Made in Venice, Italy early 1900s for the African trade
The beads we now call chevrons have also been known as star, or rosetta, beads. You see the star when you look at the end, or cross section. Most are 12 pointed.
Chevrons are drawn beads, created by enclosing an air bubble inside a gather of molten glass. This becomes the bead's hole when the glass is drawn into a tube.
To create the star pattern, the initial gather is pressed into a corrugated mold, then dipped in another color, pressed into the mold again, and into the next color.The process is repeated until the desired number of layers is reached.
The gather is then stretched into a long tube, cooled, cut into sections, and made into beads. For large beads, the ends are ground to expose the chevron pattern. Small ones are “hot-tumbled” to melt the ends forming the familiar egg shape.

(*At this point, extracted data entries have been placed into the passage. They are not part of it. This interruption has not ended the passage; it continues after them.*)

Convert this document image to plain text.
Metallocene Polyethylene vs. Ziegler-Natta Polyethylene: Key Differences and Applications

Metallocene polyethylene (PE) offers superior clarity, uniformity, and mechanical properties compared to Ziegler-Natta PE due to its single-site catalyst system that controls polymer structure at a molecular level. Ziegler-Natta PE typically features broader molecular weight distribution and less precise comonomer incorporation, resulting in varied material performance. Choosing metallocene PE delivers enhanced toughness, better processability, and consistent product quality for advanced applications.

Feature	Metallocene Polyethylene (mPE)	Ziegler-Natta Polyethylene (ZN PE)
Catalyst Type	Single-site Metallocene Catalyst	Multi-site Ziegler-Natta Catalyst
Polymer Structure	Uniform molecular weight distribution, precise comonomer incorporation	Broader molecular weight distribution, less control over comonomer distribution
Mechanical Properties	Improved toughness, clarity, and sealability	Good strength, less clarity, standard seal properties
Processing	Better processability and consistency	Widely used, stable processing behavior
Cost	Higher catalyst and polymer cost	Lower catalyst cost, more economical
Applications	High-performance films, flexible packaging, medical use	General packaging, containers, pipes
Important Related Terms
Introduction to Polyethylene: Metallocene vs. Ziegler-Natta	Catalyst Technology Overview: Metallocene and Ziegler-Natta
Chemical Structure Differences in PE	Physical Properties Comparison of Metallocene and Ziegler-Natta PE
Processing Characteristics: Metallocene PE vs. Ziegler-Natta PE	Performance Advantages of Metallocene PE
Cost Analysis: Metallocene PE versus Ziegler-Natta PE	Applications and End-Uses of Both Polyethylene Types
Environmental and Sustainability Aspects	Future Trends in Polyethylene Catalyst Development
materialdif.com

The Venetians first discovered these processes in the 15th century and started selling beads to the world explorers of that era. Spanish conquistadors brought tiny 7- layer faceted chevrons to the New World. I collected a few in Peru in the early 1980s and am now offering one small strand(GLA-). The innermost layer of early 7-layer chevrons is a translucent blue-green tint sometimes hard to see.
Chevron making remained a closely guarded secret until some Venetian glassmakers were lured to the Netherlands, where a second chevron making center grew up during the 17th century, lasting into the mid- 18th century. This industry supplied Dutch spice traders who carried chevrons to Indonesia and other former Dutch colonies in Asia and the Caribbean.
Known as the “aristocrat of beads” in Africa, where most chevrons ended up, they were worn mainly by chiefs and other important people. The beads were not only a symbol of wealth and power, but the notion that they possessed potent magical properties, persisted well into the 20th century when I was first buying chevrons in the markets of Abidjan.
Any valuable bead is bound to be imitated, but efforts largely failed until the late 1980s or early 1990s when Indian copies started showing up. They were much less refined in both construction of the canes and grinding and polishing. Before they had a chance to improve, the Chinese took over with better equipment and started producing shockingly good imitations of Venetian chevrons,(which sadly are being widely mis-represented as antique).At the same time American glass bead-makers began studying in Venice and creating gorgeous high quality chevrons in entirely new color combos.
Now in continuous production for over 600 years, the chevron continues to fascinate and impress diverse designers and collectors around the world.
"Java chevrons" are new Indonesian wound beads with a wavy line near each end that's apparently meant to mimic a chevron pattern. They are not chevrons.